Lo que en buena medida lo libró de probar el filo de la guillotina fueron tres circunstancias muy concretas: primero, la brillante peroración de su abogado Claude Chauveau Lagarde, futuro defensor de la reina María Antonieta, del jefe girondino Jacques Brissot e, incluso, de Charlotte Corday, quien habría de asesinar a cuchillazos en su bañera al líder jacobino Jean-Paul Marat; segundo, la concurrencia de algunos testigos de excepcional calidad (entre quienes destacaran Thomas Paine y Jean Barlow, antiguo capellán del ejército de George Washington[135]) ante ese tribunal que habría de juzgar al venezolano con base en un interrogatorio conformado por 63 preguntas; y, tercero –aunque tal vez se trate de la circunstancia en la cual se repare con menos frecuencia–, el cuidadoso inventario de los documentos conservados por él acerca de la campaña del Norte, los cuales no solo revelaban las órdenes escritas de Dumouriez sino que testimoniaban sus reiteradas objeciones al plan trazado por su superior en Neerwinden.

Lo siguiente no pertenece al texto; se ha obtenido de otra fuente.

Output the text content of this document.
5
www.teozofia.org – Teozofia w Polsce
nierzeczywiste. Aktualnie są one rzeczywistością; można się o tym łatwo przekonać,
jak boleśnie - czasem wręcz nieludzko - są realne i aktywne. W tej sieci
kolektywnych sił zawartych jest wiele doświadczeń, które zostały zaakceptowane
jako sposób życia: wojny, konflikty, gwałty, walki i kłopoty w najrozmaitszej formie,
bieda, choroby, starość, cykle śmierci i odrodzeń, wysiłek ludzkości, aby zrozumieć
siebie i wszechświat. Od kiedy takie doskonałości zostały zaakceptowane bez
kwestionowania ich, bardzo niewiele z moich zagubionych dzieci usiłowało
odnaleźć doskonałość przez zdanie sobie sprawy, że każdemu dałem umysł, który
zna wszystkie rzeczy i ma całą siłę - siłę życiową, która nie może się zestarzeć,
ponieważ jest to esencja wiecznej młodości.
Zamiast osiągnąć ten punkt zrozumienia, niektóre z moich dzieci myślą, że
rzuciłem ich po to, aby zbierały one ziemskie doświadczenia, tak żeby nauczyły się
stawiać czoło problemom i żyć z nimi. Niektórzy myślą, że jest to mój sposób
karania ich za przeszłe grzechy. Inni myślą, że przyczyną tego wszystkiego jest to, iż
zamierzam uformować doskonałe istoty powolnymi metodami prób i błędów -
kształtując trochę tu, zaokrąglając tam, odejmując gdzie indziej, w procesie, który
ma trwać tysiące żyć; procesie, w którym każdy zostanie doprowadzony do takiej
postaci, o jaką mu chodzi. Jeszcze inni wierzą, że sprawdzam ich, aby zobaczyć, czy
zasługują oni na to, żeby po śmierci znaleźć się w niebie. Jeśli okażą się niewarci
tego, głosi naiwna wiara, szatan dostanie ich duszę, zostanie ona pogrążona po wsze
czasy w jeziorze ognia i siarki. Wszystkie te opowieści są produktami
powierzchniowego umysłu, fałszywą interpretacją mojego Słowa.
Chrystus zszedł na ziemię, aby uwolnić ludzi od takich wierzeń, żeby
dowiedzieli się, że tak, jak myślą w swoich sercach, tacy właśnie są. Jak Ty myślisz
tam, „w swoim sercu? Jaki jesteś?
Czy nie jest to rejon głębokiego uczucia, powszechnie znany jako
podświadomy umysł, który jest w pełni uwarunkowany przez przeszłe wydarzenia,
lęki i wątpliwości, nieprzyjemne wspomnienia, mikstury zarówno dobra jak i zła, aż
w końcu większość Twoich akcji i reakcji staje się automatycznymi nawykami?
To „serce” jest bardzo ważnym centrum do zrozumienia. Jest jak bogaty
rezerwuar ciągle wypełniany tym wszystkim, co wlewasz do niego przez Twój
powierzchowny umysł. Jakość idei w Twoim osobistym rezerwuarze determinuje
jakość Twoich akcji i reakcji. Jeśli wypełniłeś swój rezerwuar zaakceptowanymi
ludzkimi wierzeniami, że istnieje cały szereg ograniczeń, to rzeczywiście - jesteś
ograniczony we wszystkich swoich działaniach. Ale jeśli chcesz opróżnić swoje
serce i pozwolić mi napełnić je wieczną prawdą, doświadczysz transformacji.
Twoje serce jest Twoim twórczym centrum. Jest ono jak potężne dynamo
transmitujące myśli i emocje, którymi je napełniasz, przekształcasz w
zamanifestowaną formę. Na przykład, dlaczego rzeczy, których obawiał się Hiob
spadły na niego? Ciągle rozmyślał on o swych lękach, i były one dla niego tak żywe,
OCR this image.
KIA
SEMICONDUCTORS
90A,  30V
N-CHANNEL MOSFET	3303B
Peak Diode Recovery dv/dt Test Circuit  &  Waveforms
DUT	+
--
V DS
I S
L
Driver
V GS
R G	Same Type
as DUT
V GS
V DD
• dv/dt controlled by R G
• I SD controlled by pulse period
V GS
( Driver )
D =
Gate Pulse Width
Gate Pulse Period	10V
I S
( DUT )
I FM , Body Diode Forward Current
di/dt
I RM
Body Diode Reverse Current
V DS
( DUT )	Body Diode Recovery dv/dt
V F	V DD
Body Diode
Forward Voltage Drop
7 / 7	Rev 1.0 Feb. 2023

La disciplina, obsesión y celo de Miranda con sus papeles personales demostraron ser en esta ocasión algo más que una simple manía personal. No parece exagerado sostener entonces que el esmero con que conservara aquellos legajos, aun en medio del lodo y las batallas, fue lo que en buena medida lo salvó del cadalso y le permitió obtener de parte del jurado un veredicto favorable a su absolución.

Por último, destaca algo importante y que, en buena medida, se debe a la atenta pesquisa llevada a cabo en el marco de una reciente investigación respecto al tema. A la hora de reevaluar las fuentes disponibles, sus autores –Nelson Totesaut Rangel y Henrique Paolini– llaman la atención acerca del hecho de que este proceso tuviese lugar en una época anterior a la codificación, es decir, durante una coyuntura de tránsito entre el derecho antiguo y el derecho republicano. Por tanto, lejos de tratarse de un juicio caracterizado con arreglo a lo dispuesto por la norma escrita que regiría en Francia a partir del advenimiento de Bonaparte, el proceso contra Miranda presupuso el desfile de un elenco de testigos de «carácter» (pintores, artesanos, relojeros, sastres, zapateros, tipógrafos, funcionarios municipales y comerciantes, es decir, gente del común), quienes, en tal calidad, y junto a libelistas cercanos al reo, fueron capaces de hacer que el juicio se contrajera más a las atributos personales del acusado que a los elementos que informaran sobre su actuación militar, en todos sus detalles y desaciertos. Esto, claro está, confirma lo que se señalara anteriormente con relación a la presencia de elementos de carácter político que lucirían inescapables durante el juicio.

Sin embargo, al mismo tiempo, sería tal circunstancia la que permitiría hacer más viable la presunción de inocencia del acusado frente a los hechos materiales concretos (la campaña de Neerwinden propiamente dicha), ofreciéndole a Chaveau Lagarde mayores posibilidades de defender a Miranda en un contexto tan turbulento[136].